A total of 428 transcription factor binding sites were predicted to be located within the predicted promoter sequence. The predictions included the following transcription factors:[3]
C5orf46 is largely expressed in salivary glands and skin tissue, though some expression in heart tissue, testis, and placenta is also observed.[4] Microarray data measuring c5orf46 expression in psoriasis patients revealed a trend of low expression in patients with lesional psoriasis. Samples from lesional psoriasis patients had significantly lower c5orf46 expression compared to non-lesional psoriasis patients and healthy control samples.
C5orf46 is 102 amino acids in length. The protein has a signal peptide sequence at its N-terminus. The signal peptide sequence is highly conserved in orthologs. The amino acid sequence includes a DDKPD sequence that is repeated, with an aspartate and lysine rich region.
Through prediction software including the Chou and Fasman Secondary Structure Prediction server and Prabi GOR IV Prediction analysis, two alpha-helical segments were predicted.[5] [6]
Predictive models made by Phyre2 and SWISS-Model have shown two alpha-helical domains with a bend between them.[7] [8]
C5orf46 has multiple predicted post-translation modification sites, and one modification identified through mass spectrometry. Mass spectrometry analysis of extracts from a NCI-H2228 lung cancer cell line have identified an acetylation site at K42.[9] C5orf46 has predicted phosphorylation sites at T14, S52, S84, and S86.[10] Predicted sumoylation sites are present at K41, K44, K48, K54, and K57.[11] There are two predicted O-GlcNAcylation sites found at S100 and S101.[12]
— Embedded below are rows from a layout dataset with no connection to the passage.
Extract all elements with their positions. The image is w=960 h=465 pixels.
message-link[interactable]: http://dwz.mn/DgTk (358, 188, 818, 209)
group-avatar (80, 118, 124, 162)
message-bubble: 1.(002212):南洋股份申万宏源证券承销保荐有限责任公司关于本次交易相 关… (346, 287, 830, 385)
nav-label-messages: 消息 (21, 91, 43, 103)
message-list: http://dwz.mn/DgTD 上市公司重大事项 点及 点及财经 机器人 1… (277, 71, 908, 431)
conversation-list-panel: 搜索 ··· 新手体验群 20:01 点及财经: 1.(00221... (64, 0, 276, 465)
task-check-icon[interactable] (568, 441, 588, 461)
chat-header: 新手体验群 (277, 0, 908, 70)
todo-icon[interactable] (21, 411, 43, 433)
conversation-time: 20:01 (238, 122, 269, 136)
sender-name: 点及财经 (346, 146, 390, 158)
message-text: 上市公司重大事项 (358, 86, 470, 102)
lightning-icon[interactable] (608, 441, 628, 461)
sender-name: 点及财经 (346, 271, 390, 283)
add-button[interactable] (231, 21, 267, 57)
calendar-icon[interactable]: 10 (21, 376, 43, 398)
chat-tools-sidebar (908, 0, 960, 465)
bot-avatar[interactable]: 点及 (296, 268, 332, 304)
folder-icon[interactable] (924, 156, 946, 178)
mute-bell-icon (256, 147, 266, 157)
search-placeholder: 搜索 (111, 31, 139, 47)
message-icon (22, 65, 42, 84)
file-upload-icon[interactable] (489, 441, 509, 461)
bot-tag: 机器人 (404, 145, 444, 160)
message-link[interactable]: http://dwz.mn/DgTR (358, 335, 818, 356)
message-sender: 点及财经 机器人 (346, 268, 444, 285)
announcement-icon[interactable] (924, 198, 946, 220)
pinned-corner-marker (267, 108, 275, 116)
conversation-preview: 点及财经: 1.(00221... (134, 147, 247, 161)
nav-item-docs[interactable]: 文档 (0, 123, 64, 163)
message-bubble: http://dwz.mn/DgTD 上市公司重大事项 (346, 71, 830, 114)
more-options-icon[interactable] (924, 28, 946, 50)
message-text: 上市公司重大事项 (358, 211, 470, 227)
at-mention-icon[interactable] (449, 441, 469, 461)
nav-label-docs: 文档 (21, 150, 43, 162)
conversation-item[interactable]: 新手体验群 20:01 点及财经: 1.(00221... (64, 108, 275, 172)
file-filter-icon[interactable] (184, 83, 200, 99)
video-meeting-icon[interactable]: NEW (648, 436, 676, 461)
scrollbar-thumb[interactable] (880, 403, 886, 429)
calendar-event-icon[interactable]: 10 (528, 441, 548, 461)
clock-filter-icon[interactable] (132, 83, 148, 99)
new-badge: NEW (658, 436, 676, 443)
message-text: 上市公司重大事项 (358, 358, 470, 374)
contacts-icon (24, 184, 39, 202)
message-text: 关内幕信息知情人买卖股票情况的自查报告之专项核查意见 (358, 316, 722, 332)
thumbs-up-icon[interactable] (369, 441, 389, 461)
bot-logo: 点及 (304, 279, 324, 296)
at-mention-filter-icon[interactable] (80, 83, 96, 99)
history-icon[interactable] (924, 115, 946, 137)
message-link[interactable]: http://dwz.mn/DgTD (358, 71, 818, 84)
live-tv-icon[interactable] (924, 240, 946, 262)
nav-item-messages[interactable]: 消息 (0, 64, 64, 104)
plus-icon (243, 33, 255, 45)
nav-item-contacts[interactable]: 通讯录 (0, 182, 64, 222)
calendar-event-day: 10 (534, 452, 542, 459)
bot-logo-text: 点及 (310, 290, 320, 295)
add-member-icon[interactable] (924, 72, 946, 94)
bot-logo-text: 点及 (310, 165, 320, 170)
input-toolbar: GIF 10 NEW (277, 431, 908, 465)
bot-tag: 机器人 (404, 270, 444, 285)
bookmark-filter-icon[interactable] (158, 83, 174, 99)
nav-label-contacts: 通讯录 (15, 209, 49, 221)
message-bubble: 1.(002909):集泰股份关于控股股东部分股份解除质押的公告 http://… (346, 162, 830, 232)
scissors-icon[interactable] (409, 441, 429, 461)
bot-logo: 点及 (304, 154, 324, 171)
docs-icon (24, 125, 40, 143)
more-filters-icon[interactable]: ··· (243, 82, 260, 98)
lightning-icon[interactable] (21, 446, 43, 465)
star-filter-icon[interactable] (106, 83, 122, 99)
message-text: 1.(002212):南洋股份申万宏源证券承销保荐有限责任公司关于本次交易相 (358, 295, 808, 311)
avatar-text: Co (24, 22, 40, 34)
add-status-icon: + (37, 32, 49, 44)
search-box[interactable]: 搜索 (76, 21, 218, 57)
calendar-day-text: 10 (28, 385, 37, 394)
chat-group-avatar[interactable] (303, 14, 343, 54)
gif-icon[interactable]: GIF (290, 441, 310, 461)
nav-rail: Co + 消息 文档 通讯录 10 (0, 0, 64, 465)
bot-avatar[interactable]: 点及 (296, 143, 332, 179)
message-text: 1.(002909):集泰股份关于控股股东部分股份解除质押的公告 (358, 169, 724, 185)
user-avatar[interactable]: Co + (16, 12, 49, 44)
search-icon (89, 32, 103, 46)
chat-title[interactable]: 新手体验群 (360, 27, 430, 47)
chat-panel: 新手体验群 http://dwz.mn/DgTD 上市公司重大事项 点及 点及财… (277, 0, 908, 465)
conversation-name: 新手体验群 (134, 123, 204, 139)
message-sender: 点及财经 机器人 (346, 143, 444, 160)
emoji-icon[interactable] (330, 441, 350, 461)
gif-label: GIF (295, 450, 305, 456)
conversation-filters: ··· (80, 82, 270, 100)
An analysis of the c5orf46 amino acid sequence revealed that the protein is likely to be secreted.[13] Further sequence analyses have predicted that the protein has one transmembrane domain, with an intracellular N-terminal domain.[14] [15]
C5orf46 has been predicted to interact with phosphopantothenoylcysteine synthetase (PPCS) and transmembrane BAX inhibitor motif containing 6 (TMBIM6) through affinity purification-mass spectrometry methods.[16]
C5orf46 has been shown to be a prognostic marker in renal and cervical cancer, with high expression being linked to unfavorable outcomes. These conclusions were based on Human Protein Pathology Atlas gene expression analyses and survival outcomes of 651 and 291 patients with renal and cervical cancer respectively.[17] In these analyses, patients that were classified with high expression of c5orf46 were shown to have a 50% lower survival rate after 10 years than patients with low expression.